Time now was 10:30. Hungry for something practical and dear to my heart, I went across the street, through the Convention Center, and over to the Hyatt Hotel for a demonstration titled "Connecting Technology to the Curriculum." Geared toward adult ed teachers, the talk was nonetheless applicable to other teachers who used computers in the classroom. Two famed early adopters of CALL in Southern California, if not nationwide, Barry Bakin of LA Unified School District and Susan Gaer of Santa Ana College, shared their ideas. But Barry was the one presenting. He started out by sharing these somewhat overlapping tech-using principles and random examples that were supplied by Susan:

  • Keep focused objectives (e.g. let students use Quia to make language games; use Audacity to record a self-introduction for your students but with verbs blanked out)
  • Make activities real (e.g. a lesson on buying medicine using drugstore.com/)
  • Use student experience (e.g. let students create PowerPoint presentations about their countries)
  • Develop math and language skills (e.g. use Google Maps and Google Docs to come up with a price comparison, etc.)
  • Use authentic information
  • Engage students (e.g. Room Maker; SpellingCity.com)

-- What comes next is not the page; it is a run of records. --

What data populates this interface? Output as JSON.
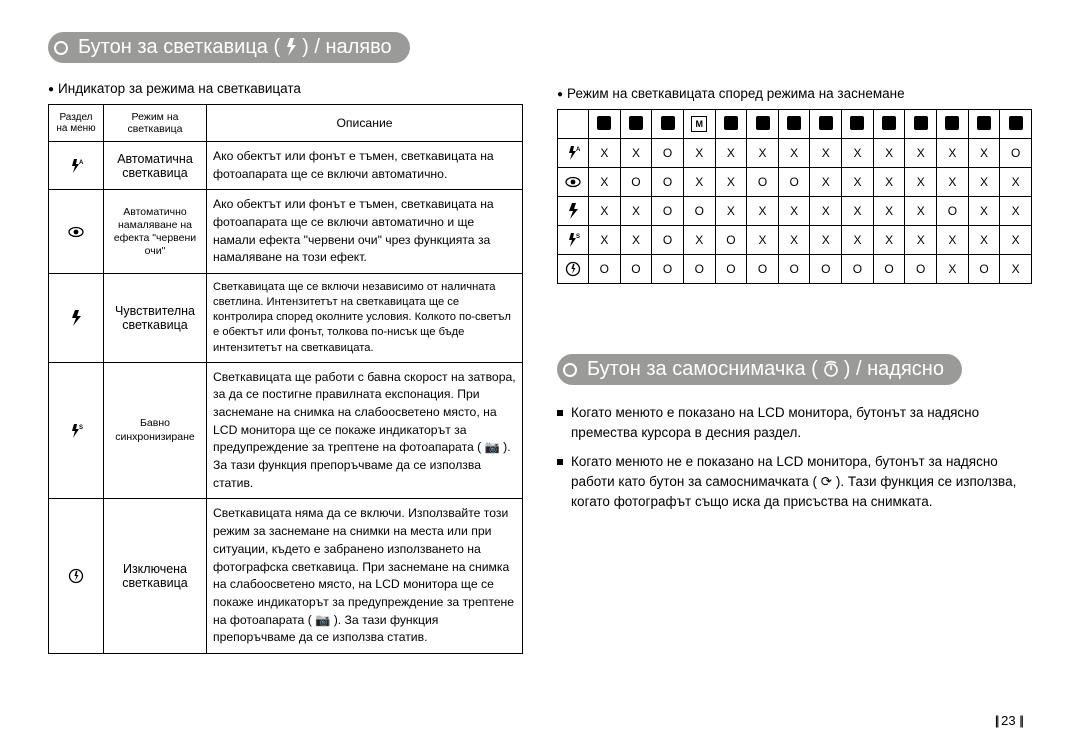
{
  "left": {
    "heading_a": "Бутон за светкавица (",
    "heading_b": ") / наляво",
    "subhead": "Индикатор за режима на светкавицата",
    "table": {
      "cols": [
        "Раздел на меню",
        "Режим на светкавица",
        "Описание"
      ],
      "rows": [
        {
          "icon": "flash-auto",
          "mode": "Автоматична светкавица",
          "mode_class": "",
          "desc": "Ако обектът или фонът е тъмен, светкавицата на фотоапарата ще се включи автоматично.",
          "desc_class": ""
        },
        {
          "icon": "red-eye",
          "mode": "Автоматично намаляване на ефекта \"червени очи\"",
          "mode_class": "sm",
          "desc": "Ако обектът или фонът е тъмен, светкавицата на фотоапарата ще се включи автоматично и ще намали ефекта \"червени очи\" чрез функцията за намаляване на този ефект.",
          "desc_class": ""
        },
        {
          "icon": "flash",
          "mode": "Чувствителна светкавица",
          "mode_class": "",
          "desc": "Светкавицата ще се включи независимо от наличната светлина. Интензитетът на светкавицата ще се контролира според околните условия. Колкото по-светъл е обектът или фонът, толкова по-нисък ще бъде интензитетът на светкавицата.",
          "desc_class": "sm"
        },
        {
          "icon": "flash-slow",
          "mode": "Бавно синхронизиране",
          "mode_class": "sm",
          "desc": "Светкавицата ще работи с бавна скорост на затвора, за да се постигне правилната експонация. При заснемане на снимка на слабоосветено място, на LCD монитора ще се покаже индикаторът за предупреждение за трептене на фотоапарата ( 📷 ). За тази функция препоръчваме да се използва статив.",
          "desc_class": ""
        },
        {
          "icon": "flash-off",
          "mode": "Изключена светкавица",
          "mode_class": "",
          "desc": "Светкавицата няма да се включи. Използвайте този режим за заснемане на снимки на места или при ситуации, където е забранено използването на фотографска светкавица. При заснемане на снимка на слабоосветено място, на LCD монитора ще се покаже индикаторът за предупреждение за трептене на фотоапарата ( 📷 ). За тази функция препоръчваме да се използва статив.",
          "desc_class": ""
        }
      ]
    }
  },
  "right": {
    "subhead": "Режим на светкавицата според режима на заснемане",
    "matrix": {
      "col_icons": [
        "cam-a",
        "cam",
        "cam-p",
        "M",
        "moon",
        "q1",
        "q2",
        "mtn",
        "q3",
        "q4",
        "q5",
        "q6",
        "sun",
        "q7"
      ],
      "row_icons": [
        "flash-auto",
        "red-eye",
        "flash",
        "flash-slow",
        "flash-off"
      ],
      "cells": [
        [
          "X",
          "X",
          "O",
          "X",
          "X",
          "X",
          "X",
          "X",
          "X",
          "X",
          "X",
          "X",
          "X",
          "O"
        ],
        [
          "X",
          "O",
          "O",
          "X",
          "X",
          "O",
          "O",
          "X",
          "X",
          "X",
          "X",
          "X",
          "X",
          "X"
        ],
        [
          "X",
          "X",
          "O",
          "O",
          "X",
          "X",
          "X",
          "X",
          "X",
          "X",
          "X",
          "O",
          "X",
          "X"
        ],
        [
          "X",
          "X",
          "O",
          "X",
          "O",
          "X",
          "X",
          "X",
          "X",
          "X",
          "X",
          "X",
          "X",
          "X"
        ],
        [
          "O",
          "O",
          "O",
          "O",
          "O",
          "O",
          "O",
          "O",
          "O",
          "O",
          "O",
          "X",
          "O",
          "X"
        ]
      ]
    },
    "heading2_a": "Бутон за самоснимачка (",
    "heading2_b": ") / надясно",
    "paras": [
      "Когато менюто е показано на LCD монитора, бутонът за надясно премества курсора в десния раздел.",
      "Когато менюто не е показано на LCD монитора, бутонът за надясно работи като бутон за самоснимачката ( ⟳ ). Тази функция се използва, когато фотографът също иска да присъства на снимката."
    ]
  },
  "pagenum": "23"
}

Then, Barry showed how he pulled things (e.g. a family tree) out of a textbook to design a technology lesson as well as to justify the high cost of buying the book. Specifically, one can

  • reinforce a vocabulary lesson found in the textbook using a technology lesson
  • provide more practice in a competence such as reading and understanding graphs
  • easily re-create a writing strategy suggest by a book exercise, using PowerPoint or Publisher
  • develop activities using other technologies such as the OHP and Language Master card readers from exercises in the book in addition to a computer project
  • supplement a reading text with an online quiz or mp3 files of the story being read aloud
  • spice up a boring handout-based lesson by sending students to an authentic website
  • use video clips for supplementing grammar or to predict what will happen next.

Select examples included:

  • Students use PowerPoint slide or a Word document with clip art to make grammatical sentences in order to demonstrate their just-in-time learning.
  • Students use Paint to draw or use clip art to demonstrate their understanding of comparatives, etc.
  • Students read about superlatives in an authentic news report and then answer questions about what they have read via email or in a Word document sent to them as an attachment. The teacher replies to student emails just to acknowledge receipt but prints out a hard copy to mark.
  • Students use Excel to make charts for a small research project and then give a PowerPoint presentation to an invited audience of students from an upper level class and an administrator.
  • Students use PowerPoint or Publisher to cluster their ideas as a pre-writing activity.
  • The teacher and/or groups of student record messages, directions, and instructions for filling out forms, etc. for group work.
  • Students come to the front to use OHP to demonstrate something with manipulatives.
  • Students use a public transit website to fill out online forms and then turn the information into a paragraph.
  • After students do a reading from Everyday Heroes, for example, the teacher uses thestudyplace.org to create an online quiz and email the quiz link to the students.

Other resources I learned during this session:

In a Q & A exchange, Barry said that schools exist to enable students to learn, not to make tech guys happy, for example. He also reminded the audience to ensure timely training of their techs for Vista, etc. I was very impressed by Barry's incisive wisdom, practical advice, and vast experience of connecting technology to curriculum. I came away from the session being reminded once again that teaching technology for the sake of technology is not sustainable. We've got to try harder to use technology as an integrated means in content teaching.